✔ Stocks have rallied, and volatility has generally been low.
✔ Investors have increased the share of stocks in their portfolio.
✔ Volatility will eventually return.
✔ Consider reallocating in line with your long-term plan.
For the most part, U.S. investors have had a good run. Since the March 2009 lows, the S&P 500® Index is up more than 225%. And in recent months, the market has been pretty peaceful: The VIX Index, which measures volatility using option contracts, has traded at about one-third the levels seen during the crisis and well below its long-term average.

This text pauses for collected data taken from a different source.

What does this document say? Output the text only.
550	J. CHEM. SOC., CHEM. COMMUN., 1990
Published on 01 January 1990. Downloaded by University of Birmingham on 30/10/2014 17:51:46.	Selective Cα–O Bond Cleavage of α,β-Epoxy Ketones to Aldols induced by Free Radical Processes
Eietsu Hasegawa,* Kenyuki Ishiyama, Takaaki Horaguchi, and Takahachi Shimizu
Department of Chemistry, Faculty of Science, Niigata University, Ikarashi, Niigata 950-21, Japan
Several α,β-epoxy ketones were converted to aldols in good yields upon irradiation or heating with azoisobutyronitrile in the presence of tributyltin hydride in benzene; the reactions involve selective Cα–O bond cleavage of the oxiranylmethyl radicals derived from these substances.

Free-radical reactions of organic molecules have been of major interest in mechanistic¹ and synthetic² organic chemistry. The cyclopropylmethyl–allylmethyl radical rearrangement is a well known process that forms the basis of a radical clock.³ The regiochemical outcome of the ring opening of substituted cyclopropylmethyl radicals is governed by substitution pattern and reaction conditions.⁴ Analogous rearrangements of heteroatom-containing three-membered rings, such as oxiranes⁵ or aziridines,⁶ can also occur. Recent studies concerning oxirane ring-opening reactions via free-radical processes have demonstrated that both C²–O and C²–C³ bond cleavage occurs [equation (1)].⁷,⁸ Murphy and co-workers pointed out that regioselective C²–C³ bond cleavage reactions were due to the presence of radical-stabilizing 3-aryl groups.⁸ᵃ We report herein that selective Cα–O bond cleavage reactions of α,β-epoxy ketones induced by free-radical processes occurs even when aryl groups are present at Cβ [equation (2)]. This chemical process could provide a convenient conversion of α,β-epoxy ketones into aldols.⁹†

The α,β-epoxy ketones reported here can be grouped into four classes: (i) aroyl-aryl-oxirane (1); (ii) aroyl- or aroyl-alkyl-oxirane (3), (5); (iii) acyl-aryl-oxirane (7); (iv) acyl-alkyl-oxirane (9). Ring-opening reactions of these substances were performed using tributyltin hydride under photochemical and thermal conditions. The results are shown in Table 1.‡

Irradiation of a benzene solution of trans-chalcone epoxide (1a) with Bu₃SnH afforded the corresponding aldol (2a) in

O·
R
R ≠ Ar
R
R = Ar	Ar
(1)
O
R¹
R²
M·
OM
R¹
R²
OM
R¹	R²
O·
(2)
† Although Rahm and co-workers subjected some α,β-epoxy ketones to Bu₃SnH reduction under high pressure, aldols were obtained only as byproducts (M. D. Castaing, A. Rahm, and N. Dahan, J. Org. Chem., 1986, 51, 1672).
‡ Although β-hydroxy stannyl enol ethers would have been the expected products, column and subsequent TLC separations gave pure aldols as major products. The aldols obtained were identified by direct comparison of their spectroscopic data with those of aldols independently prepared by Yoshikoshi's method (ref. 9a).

But in recent days, a sell off in tech stocks has contributed to a quick spike in volatility. There is no way to know if that will prove to be a short-lived event in a long bull market, or turn into something more important. But it does serve as a reminder: Some investors may have become complacent.

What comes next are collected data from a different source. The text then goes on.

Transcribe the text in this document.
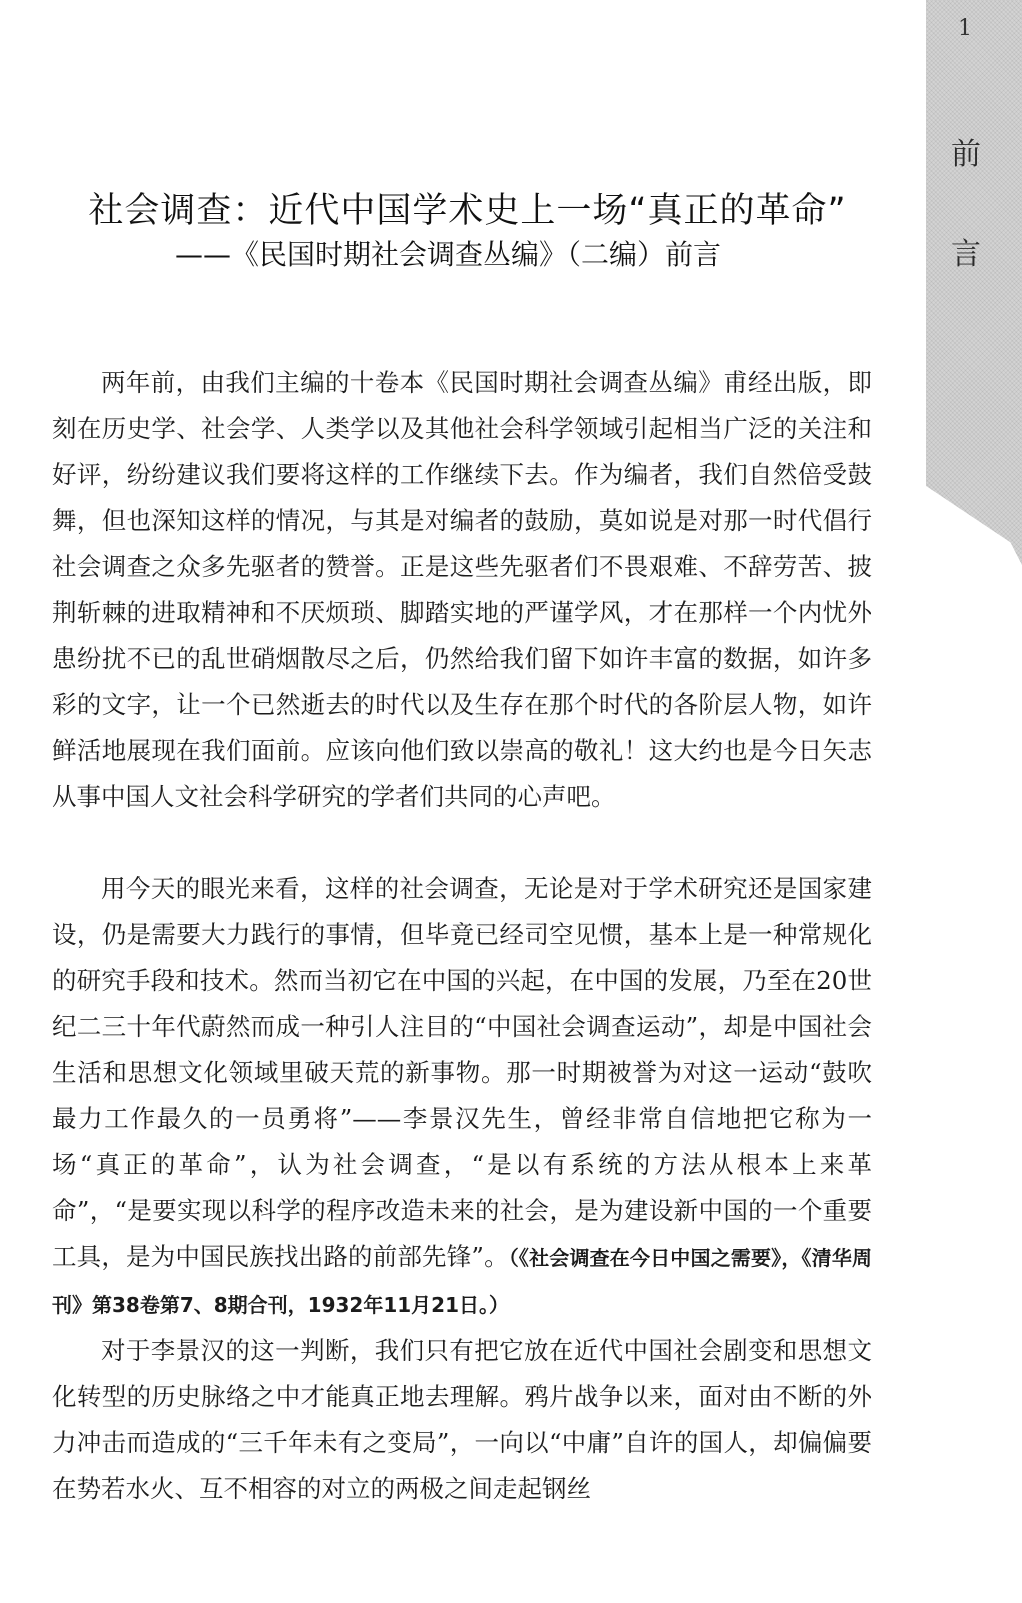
1
前
言
社会调查：近代中国学术史上一场“真正的革命”
——《民国时期社会调查丛编》（二编）前言

两年前，由我们主编的十卷本《民国时期社会调查丛编》甫经出版，即刻在历史学、社会学、人类学以及其他社会科学领域引起相当广泛的关注和好评，纷纷建议我们要将这样的工作继续下去。作为编者，我们自然倍受鼓舞，但也深知这样的情况，与其是对编者的鼓励，莫如说是对那一时代倡行社会调查之众多先驱者的赞誉。正是这些先驱者们不畏艰难、不辞劳苦、披荆斩棘的进取精神和不厌烦琐、脚踏实地的严谨学风，才在那样一个内忧外患纷扰不已的乱世硝烟散尽之后，仍然给我们留下如许丰富的数据，如许多彩的文字，让一个已然逝去的时代以及生存在那个时代的各阶层人物，如许鲜活地展现在我们面前。应该向他们致以崇高的敬礼！这大约也是今日矢志从事中国人文社会科学研究的学者们共同的心声吧。

用今天的眼光来看，这样的社会调查，无论是对于学术研究还是国家建设，仍是需要大力践行的事情，但毕竟已经司空见惯，基本上是一种常规化的研究手段和技术。然而当初它在中国的兴起，在中国的发展，乃至在20世纪二三十年代蔚然而成一种引人注目的“中国社会调查运动”，却是中国社会生活和思想文化领域里破天荒的新事物。那一时期被誉为对这一运动“鼓吹最力工作最久的一员勇将”——李景汉先生，曾经非常自信地把它称为一场“真正的革命”，认为社会调查，“是以有系统的方法从根本上来革命”，“是要实现以科学的程序改造未来的社会，是为建设新中国的一个重要工具，是为中国民族找出路的前部先锋”。（《社会调查在今日中国之需要》，《清华周刊》第38卷第7、8期合刊，1932年11月21日。）

对于李景汉的这一判断，我们只有把它放在近代中国社会剧变和思想文化转型的历史脉络之中才能真正地去理解。鸦片战争以来，面对由不断的外力冲击而造成的“三千年未有之变局”，一向以“中庸”自许的国人，却偏偏要在势若水火、互不相容的对立的两极之间走起钢丝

“You never know what can cause a market downturn, so it’s important to remain disciplined and stick to your long-term plan—even when times are good,” says Ann Dowd, CFP® and vice president at Fidelity. “You don’t want to abandon stocks in a downturn or load up on them during a bull market. Being disciplined means diversification, periodic rebalancing, and adjusting your plan to stay up to date with changes in your financial situation and goals.”
Investors have increased their exposure to stocks
A recent analysis of Fidelity Personal Investing client accounts, primarily brokerage and IRA accounts, shows that the rising markets and investor behavior have combined to drive up stock holdings as a proportion of portfolios. Back in 2009, Fidelity investors overall had 52% of assets in stocks; by the end of 2016, Fidelity investors had 67% of assets in stocks—back to levels last seen just before the financial crisis.1
To illustrate how a mix of stocks, bonds, and cash can grow more conservative as an investing goal approaches, Fidelity has created a “glide path.” (The black line on the chart below shows how the equity portion of the asset mix shrinks over time according to the glide path.) While the glide path isn’t a perfect asset mix for everyone, it can be a simple way to illustrate how an investment mix might change as a person approaches retirement.
Relative to the glide path, some young investors may actually be underinvested in stocks, while the opposite may be true for older people. For instance, 10 years after retirement, Fidelity’s glide path would hold about 40% of assets in stocks, but in aggregate Fidelity’s population of 75-year-old investors held more than 65% of assets in stocks at the end of 2016.1
What does that really mean? Well, let’s look at what happened in 2008 when the S&P 500® Index lost 38%. During that year, if you had a $100,000 portfolio with 40% in stocks, 45% in bonds, and 15% in cash, you would have lost about $8,000. On the other hand, if you had 70% in stocks, 25% in bonds, and 5% in cash, you would have experienced a loss that was almost three times as large, or roughly $22,500.2
Avoid the risk of chasing performance
It can be tempting to let your winners run—allowing the best-performing parts of your portfolio to grow. But it can also add more risk than you want. And that can be problematic—you don’t want to wait for a market downturn to realize you have more risk than you can live with. Panic selling while prices drop can be costly and put your long-term plan in jeopardy.
Here is what you should do instead:
- Reevaluate your investing strategy at least annually or in the wake of any major life events, to make sure your investment mix is still in line with your goals, situation, and attitudes.
- Rebalance your asset mix to stay in line with your long-term plan.
- Review your portfolio to make sure your individual investments are still appropriate.
- Actively seek out opportunities to reduce investment expenses and take advantage of tax-saving opportunities.